Proliferative reactive gliosis is compatible with glial metabolic support and neuronal function
1 Department of Ophthalmology and Visual Sciences, John A. Moran Eye Center, University of Utah, 65 Mario Capecchi Dr., Salt Lake City, UT 84132, USA
2 Clinical Research Division, Fred Hutchinson Cancer Research Center, 1100 Fairview Avenue North, Seattle, WA 98109, USA
Citation and License
BMC Neuroscience 2011, 12:98 doi:10.1186/1471-2202-12-98Published: 10 October 2011
The response of mammalian glial cells to chronic degeneration and trauma is hypothesized to be incompatible with support of neuronal function in the central nervous system (CNS) and retina. To test this hypothesis, we developed an inducible model of proliferative reactive gliosis in the absence of degenerative stimuli by genetically inactivating the cyclin-dependent kinase inhibitor p27Kip1 (p27 or Cdkn1b) in the adult mouse and determined the outcome on retinal structure and function.

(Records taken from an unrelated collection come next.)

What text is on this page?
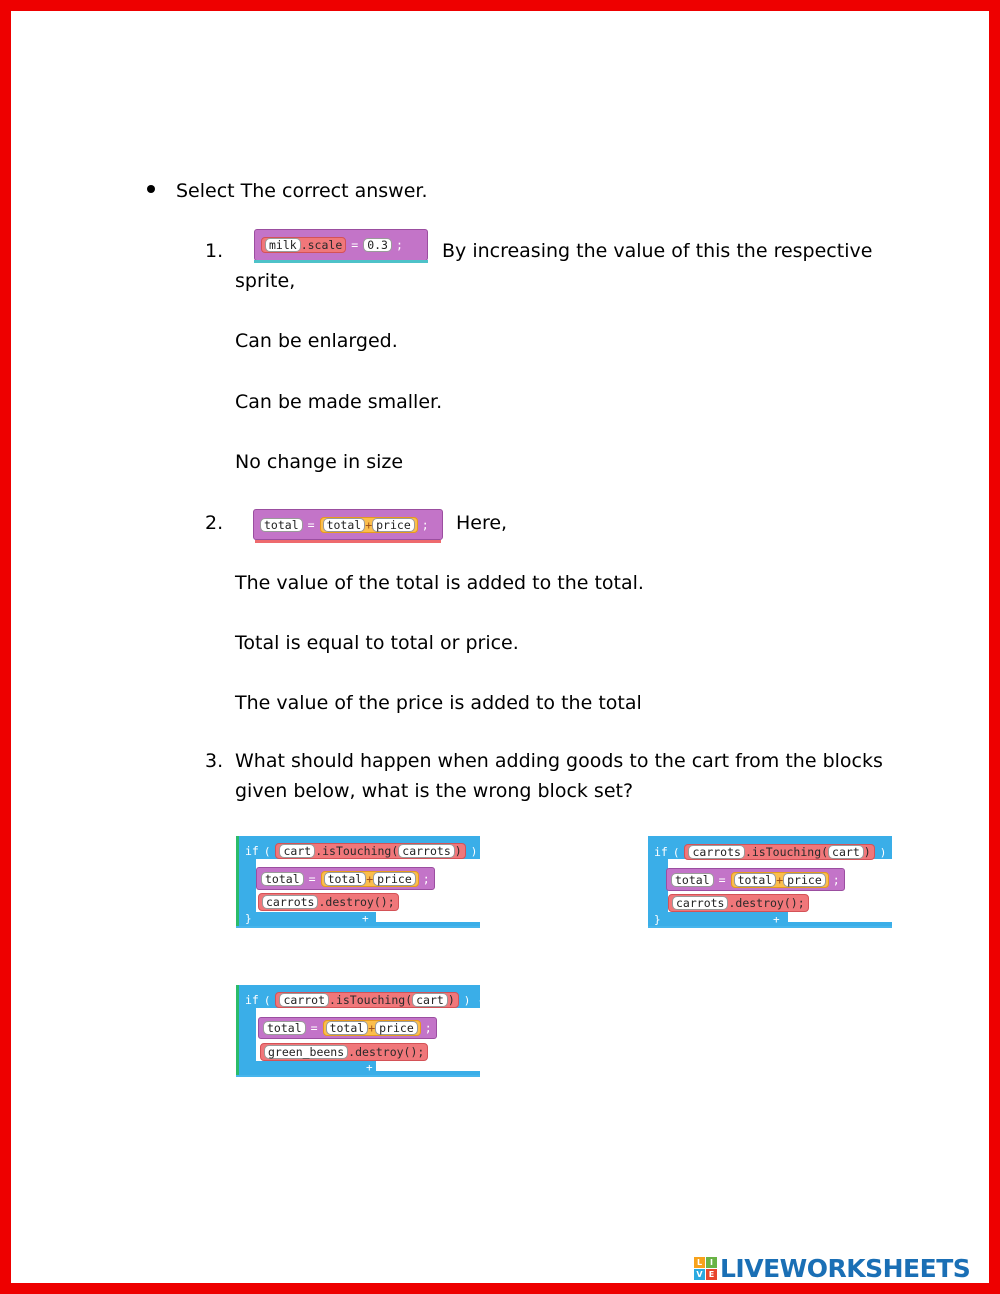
Select The correct answer.
1.	milk .scale = 0.3 ; By increasing the value of this the respective
sprite,
Can be enlarged.
Can be made smaller.
No change in size
2.	total =	total + price ; Here,
The value of the total is added to the total.
Total is equal to total or price.
The value of the price is added to the total
3. What should happen when adding goods to the cart from the blocks
given below, what is the wrong block set?
if (	cart .isTouching( carrots ) ) {
total =	total + price ;
carrots .destroy();
}	+
if (	carrots .isTouching( cart ) ) {
total =	total + price ;
carrots .destroy();
}	+
if (	carrot .isTouching( cart ) ) {
total =	total + price ;
green_beens .destroy();
+
L I
V E LIVEWORKSHEETS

p27-deficient Müller glia reentered the cell cycle, underwent aberrant migration, and enhanced their expression of intermediate filament proteins, all of which are characteristics of Müller glia in a reactive state. Surprisingly, neuroglial interactions, retinal electrophysiology, and visual acuity were normal.
The benign outcome of proliferative reactive Müller gliosis suggests that reactive glia display context-dependent, graded and dynamic phenotypes and that reactivity in itself is not necessarily detrimental to neuronal function.